10 Further Assurance
At its own expense, each party shall, and shall use all reasonable endeavours to procure that any necessary third party shall, promptly execute and deliver such documents and perform such acts as may reasonably be required for the purpose of giving full effect to this agreement.
11 No Agency
11.1 Nothing in this agreement is intended to, or shall be deemed to, establish any partnership or joint venture between any of the parties, constitute any party the agent of another party, or authorise any party to make or enter into any commitments for or on behalf of any other party.
11.2 Each party confirms it is acting on its own behalf and not for the benefit of any other person.
No failure or delay by a party to exercise any right or remedy provided under this agreement or by law shall constitute a waiver of that or any other right or remedy, nor shall it prevent or restrict the further exercise of that or any other right or remedy. No single or partial exercise of such right or remedy shall prevent or restrict the further exercise of that or any other right or remedy.
13 Third Party Rights
13.1 Unless it expressly states otherwise, this agreement does not give rise to any rights under the Contracts (Rights of Third Parties) Act 1999 to enforce any term of this agreement.
13.2 The rights of the parties to rescind or vary this agreement are not subject to the consent of any other person.
14 Entire Agreement
14.1 This agreement constitutes the entire agreement between the parties and supersedes and extinguishes all previous agreements, promises, assurances, warranties, representations and understandings between them, whether written or oral, relating to its subject matter.
14.2 Each party agrees that it shall have no remedies in respect of any statement, representation, assurance or warranty (whether made innocently or negligently) that is not set out in this agreement. Each party agrees that it shall have no claim for innocent or negligent misrepresentation [or negligent misstatement] based on any statement in this agreement.
15.1 If any provision or part-provision of this agreement is or becomes invalid, illegal or unenforceable, it shall be deemed deleted, but that shall not affect the validity and enforceability of the rest of this agreement.

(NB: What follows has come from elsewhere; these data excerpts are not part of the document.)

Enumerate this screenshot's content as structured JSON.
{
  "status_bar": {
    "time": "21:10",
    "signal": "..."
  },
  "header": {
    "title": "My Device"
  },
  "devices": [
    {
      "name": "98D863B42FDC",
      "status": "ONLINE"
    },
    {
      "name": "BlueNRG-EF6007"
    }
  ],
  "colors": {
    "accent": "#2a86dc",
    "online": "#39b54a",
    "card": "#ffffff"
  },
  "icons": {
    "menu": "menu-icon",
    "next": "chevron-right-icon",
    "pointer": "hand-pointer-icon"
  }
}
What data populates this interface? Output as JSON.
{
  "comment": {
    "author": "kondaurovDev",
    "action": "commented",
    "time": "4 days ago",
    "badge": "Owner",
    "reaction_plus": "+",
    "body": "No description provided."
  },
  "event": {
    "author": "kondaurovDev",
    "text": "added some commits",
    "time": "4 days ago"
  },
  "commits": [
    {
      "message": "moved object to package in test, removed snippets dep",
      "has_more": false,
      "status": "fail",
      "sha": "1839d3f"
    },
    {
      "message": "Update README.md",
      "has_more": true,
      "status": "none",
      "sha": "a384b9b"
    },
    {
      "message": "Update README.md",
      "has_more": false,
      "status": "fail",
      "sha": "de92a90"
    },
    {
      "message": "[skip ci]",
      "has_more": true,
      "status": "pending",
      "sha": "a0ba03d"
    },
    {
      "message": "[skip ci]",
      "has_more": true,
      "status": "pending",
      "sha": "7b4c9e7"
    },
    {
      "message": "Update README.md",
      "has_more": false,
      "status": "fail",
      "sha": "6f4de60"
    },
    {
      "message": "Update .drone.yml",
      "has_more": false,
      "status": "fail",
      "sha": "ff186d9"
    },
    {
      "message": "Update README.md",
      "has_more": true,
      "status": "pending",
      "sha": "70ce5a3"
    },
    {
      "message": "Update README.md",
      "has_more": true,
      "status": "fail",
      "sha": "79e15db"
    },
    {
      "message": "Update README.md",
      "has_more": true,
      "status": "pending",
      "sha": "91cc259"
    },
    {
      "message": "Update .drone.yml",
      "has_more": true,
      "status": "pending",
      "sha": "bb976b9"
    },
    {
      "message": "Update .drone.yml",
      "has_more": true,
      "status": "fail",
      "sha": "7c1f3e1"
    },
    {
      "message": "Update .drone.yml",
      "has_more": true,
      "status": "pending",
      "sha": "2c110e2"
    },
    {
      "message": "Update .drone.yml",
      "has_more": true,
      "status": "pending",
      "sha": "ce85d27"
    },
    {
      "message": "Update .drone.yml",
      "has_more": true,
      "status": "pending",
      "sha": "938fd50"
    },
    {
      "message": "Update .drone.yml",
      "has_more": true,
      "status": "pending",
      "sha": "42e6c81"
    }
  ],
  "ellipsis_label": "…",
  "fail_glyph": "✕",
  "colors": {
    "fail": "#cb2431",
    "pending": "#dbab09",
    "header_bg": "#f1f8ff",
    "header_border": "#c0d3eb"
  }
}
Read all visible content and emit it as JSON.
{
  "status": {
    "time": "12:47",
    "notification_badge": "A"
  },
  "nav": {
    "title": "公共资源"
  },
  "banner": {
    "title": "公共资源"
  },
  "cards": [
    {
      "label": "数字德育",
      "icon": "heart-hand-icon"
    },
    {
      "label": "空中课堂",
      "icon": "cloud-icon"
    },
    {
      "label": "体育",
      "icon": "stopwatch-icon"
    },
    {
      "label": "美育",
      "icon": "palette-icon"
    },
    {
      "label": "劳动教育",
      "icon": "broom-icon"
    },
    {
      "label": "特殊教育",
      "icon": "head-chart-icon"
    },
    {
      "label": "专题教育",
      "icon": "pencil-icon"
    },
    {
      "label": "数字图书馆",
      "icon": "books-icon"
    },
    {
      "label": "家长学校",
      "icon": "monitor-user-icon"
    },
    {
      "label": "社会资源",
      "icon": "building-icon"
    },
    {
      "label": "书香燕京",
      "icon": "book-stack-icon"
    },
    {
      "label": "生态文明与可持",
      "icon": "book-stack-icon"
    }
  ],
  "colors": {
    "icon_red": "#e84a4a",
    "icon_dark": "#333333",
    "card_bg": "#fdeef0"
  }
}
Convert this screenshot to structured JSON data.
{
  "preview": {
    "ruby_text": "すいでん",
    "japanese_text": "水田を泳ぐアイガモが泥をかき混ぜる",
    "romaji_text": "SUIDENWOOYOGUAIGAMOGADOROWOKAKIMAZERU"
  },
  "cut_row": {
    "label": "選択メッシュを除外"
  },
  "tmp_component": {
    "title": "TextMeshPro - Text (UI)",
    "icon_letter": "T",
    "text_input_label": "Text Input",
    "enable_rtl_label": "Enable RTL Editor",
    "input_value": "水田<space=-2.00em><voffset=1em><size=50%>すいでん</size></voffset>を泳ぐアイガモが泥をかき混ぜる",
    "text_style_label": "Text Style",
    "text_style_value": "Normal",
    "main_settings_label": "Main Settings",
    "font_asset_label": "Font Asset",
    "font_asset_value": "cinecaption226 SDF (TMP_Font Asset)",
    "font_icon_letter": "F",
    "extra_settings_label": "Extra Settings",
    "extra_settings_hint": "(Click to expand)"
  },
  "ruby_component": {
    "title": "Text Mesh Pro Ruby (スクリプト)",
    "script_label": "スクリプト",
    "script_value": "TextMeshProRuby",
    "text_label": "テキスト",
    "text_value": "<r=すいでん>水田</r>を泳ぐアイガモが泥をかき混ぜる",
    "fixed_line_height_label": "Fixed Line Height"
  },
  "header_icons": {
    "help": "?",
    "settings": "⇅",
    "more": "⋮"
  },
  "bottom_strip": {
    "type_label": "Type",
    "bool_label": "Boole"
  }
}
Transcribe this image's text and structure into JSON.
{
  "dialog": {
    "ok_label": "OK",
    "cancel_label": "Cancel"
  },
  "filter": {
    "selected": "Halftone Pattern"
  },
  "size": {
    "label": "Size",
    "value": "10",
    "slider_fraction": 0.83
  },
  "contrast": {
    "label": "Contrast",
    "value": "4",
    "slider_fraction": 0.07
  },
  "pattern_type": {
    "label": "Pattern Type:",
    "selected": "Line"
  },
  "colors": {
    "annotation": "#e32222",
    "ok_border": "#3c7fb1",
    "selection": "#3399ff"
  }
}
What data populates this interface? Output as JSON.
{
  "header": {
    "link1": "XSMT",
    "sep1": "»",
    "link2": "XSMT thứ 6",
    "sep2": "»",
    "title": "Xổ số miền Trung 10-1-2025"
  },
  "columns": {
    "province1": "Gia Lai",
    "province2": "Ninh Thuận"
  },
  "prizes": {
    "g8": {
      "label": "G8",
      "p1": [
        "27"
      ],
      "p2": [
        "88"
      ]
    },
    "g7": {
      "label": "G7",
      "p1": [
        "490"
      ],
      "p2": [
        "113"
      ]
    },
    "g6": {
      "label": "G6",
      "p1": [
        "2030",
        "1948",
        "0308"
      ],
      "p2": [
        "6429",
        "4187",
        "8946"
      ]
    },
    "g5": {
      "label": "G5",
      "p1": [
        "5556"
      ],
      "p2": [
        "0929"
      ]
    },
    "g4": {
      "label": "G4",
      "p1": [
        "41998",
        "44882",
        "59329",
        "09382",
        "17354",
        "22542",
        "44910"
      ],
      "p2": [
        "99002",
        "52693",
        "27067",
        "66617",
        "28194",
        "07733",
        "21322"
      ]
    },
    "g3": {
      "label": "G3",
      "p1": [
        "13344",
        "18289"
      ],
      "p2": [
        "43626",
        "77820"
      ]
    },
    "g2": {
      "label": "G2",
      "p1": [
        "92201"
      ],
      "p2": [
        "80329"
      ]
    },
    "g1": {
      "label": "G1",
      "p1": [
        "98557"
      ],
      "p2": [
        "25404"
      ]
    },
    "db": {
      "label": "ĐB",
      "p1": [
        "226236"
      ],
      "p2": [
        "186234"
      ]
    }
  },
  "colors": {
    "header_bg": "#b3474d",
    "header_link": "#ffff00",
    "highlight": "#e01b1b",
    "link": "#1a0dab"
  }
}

15.2 If any provision or part-provision of this agreement is deemed deleted under clause 15.1 the parties shall negotiate in good faith to agree a replacement provision that, to the greatest extent possible, achieves the intended commercial result of the original provision.
16 Force Majeure
Neither party shall be in breach of this agreement nor liable for delay in performing, or failure to perform, any of its obligations under this agreement if such delay or failure result from events, circumstances or causes beyond its reasonable control. In such circumstances the affected party shall be entitled to a reasonable extension of the time for performing such obligations. If the period of delay or non-performance continues for 12 weeks months, the party not affected may terminate this agreement by giving 10 days’ written notice to the affected party.
17 Dispute Resolution
Any dispute regarding this agreement shall first be discussed between us with a view to resolving it promptly. If it cannot be resolved within 28 days then you and we hereby agree that will be referred for alternative dispute resolution by an appropriate mediation practitioner who is a member of and subject to the rules of the Chartered Institute of Arbitrators.
18 Law and Jurisdiction
Each party irrevocably agrees, for the sole benefit of Us that, subject as provided below, the courts of England and Wales shall have exclusive jurisdiction over any dispute or claim (including non-contractual disputes or claims) arising out of or in connection with this agreement or its subject matter or formation. Nothing in this clause shall limit Our right to take proceedings against You in any other court of competent jurisdiction, nor shall the taking of proceedings in any one or more jurisdictions preclude the taking of proceedings in any other jurisdictions, whether concurrently or not, to the extent permitted by the law of such other jurisdiction.